De fait, à 77 ans, la milliardaire Nicolas G. demeure le vrai patron du groupe dont il préside le conseil d’administration. «Il a une emprise très forte. L’âge n’y fait rien, il est toujours aussi dynamique. C’est un type doté d’une détermination extraordinaire», estime le journaliste horloger Roland Carrera.

Après une enfance passée entre son Liban natal et la France, Nicolas G Hayek, devient mathématicien. Il dirige ad intérim l’entreprise de son beau-père, puis crée sa propre société d’engineering en 1957 à Zurich.

Plusieurs dossiers lui passent entre les mains. La restructuration des Chemins de fer fédéraux (CFF) par exemple. Désormais reconnu pour la justesse et le courage de son expertise, il est appelé par les banques, qui souhaitent se délester de leurs intérêts dans une horlogerie suisse à la dérive face aux coups de boutoir des Japonais.

Mais plutôt que de proposer d’abandonner la partie et de céder le tout aux mêmes Japonais, il met en avant les lacunes stratégiques et l’absence de pilote dans l’avion horloger suisse. Il s’endette et rachète la majorité d’ASUAG-SSIH, une galaxie de sociétés qui tiraient plus ou moins à la même corde.

La Swatch et compagnie



«Hayek a sauvé l’industrie horlogère suisse de niveau moyen et de bas niveau, estime Roland Carrera. Pas l’industrie de haut de gamme, dont il profite de la santé depuis ces dernières années seulement.»

«En fait, je ne parlerais pas de sauveur, précise le journaliste. Mais de réorganisateur doté d’un certain génie. Il a regroupé des énergies dispersées.»

La suite? Le lancement de la montre Swatch en 1983. Montre qu’il n’a pas inventé, mais dont il a su tirer profit, rappelle Roland Carrera. Et ainsi de suite – au fil des rachats et de la dynamique interne – jusqu’à obtenir ce qui est aujourd’hui un groupe hautement technologique, couvrant tout le spectre des gammes horlogères.

«Au départ, Hayek s’était entouré de fortes personnalités, pas forcément en harmonie. En son temps, j’y voyais sa seule faiblesse, se souvient Roland Carrera. Mais avec son fils et son petit fils, il a pris ses précautions.»

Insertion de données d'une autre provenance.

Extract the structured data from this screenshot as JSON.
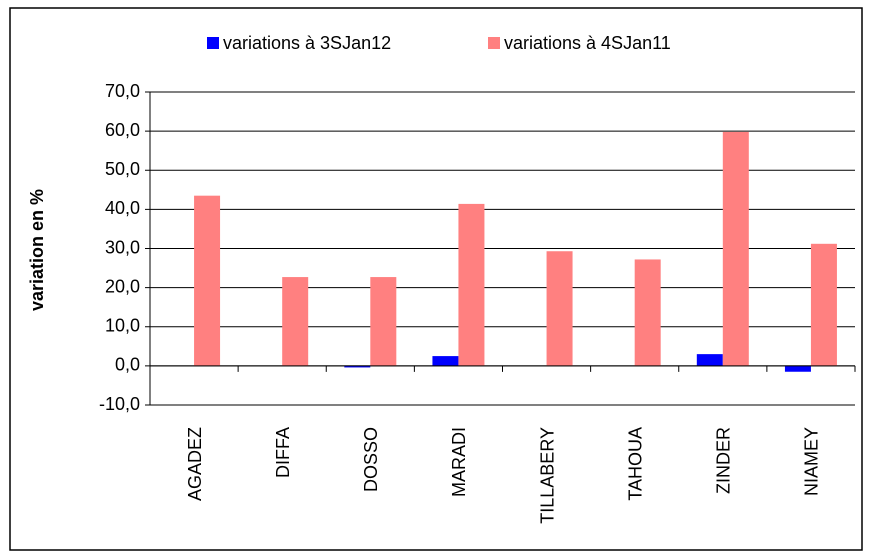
{
  "chart_data": {
    "type": "bar",
    "y_label": "variation en %",
    "categories": [
      "AGADEZ",
      "DIFFA",
      "DOSSO",
      "MARADI",
      "TILLABERY",
      "TAHOUA",
      "ZINDER",
      "NIAMEY"
    ],
    "series": [
      {
        "name": "variations à 3SJan12",
        "color": "#0000ff",
        "values": [
          0,
          0,
          -0.4,
          2.5,
          0,
          0,
          3.0,
          -1.5
        ]
      },
      {
        "name": "variations à 4SJan11",
        "color": "#ff8080",
        "values": [
          43.5,
          22.7,
          22.7,
          41.4,
          29.3,
          27.2,
          59.8,
          31.2
        ]
      }
    ],
    "ylim": [
      -10,
      70
    ],
    "yticks": [
      {
        "value": -10,
        "label": "-10,0"
      },
      {
        "value": 0,
        "label": "0,0"
      },
      {
        "value": 10,
        "label": "10,0"
      },
      {
        "value": 20,
        "label": "20,0"
      },
      {
        "value": 30,
        "label": "30,0"
      },
      {
        "value": 40,
        "label": "40,0"
      },
      {
        "value": 50,
        "label": "50,0"
      },
      {
        "value": 60,
        "label": "60,0"
      },
      {
        "value": 70,
        "label": "70,0"
      }
    ],
    "grid": true,
    "legend": "top"
  }
}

Car le point commun des Hayek est limpide. «Ils ont tous été formés par le père. Un véritable esprit de clan, assure le journaliste. Une famille et un patron aussi solide, c’est positif pour la continuité du groupe».

swissinfo, Pierre-François Besson

Le Swatch Group, dont le siège social se situe à Bienne (canton de Berne), est le numéro un mondial du secteur de la montre.
Il emploie quelque 20’000 collaborateurs dans le monde.
Son chiffre d’affaires dépasse les 4 milliards de francs.
Il possède dix-sept marques de montre dans son portefeuille. Parmi elles, Breguet, Omega, Tissot, Longines, Rado et Blancpain.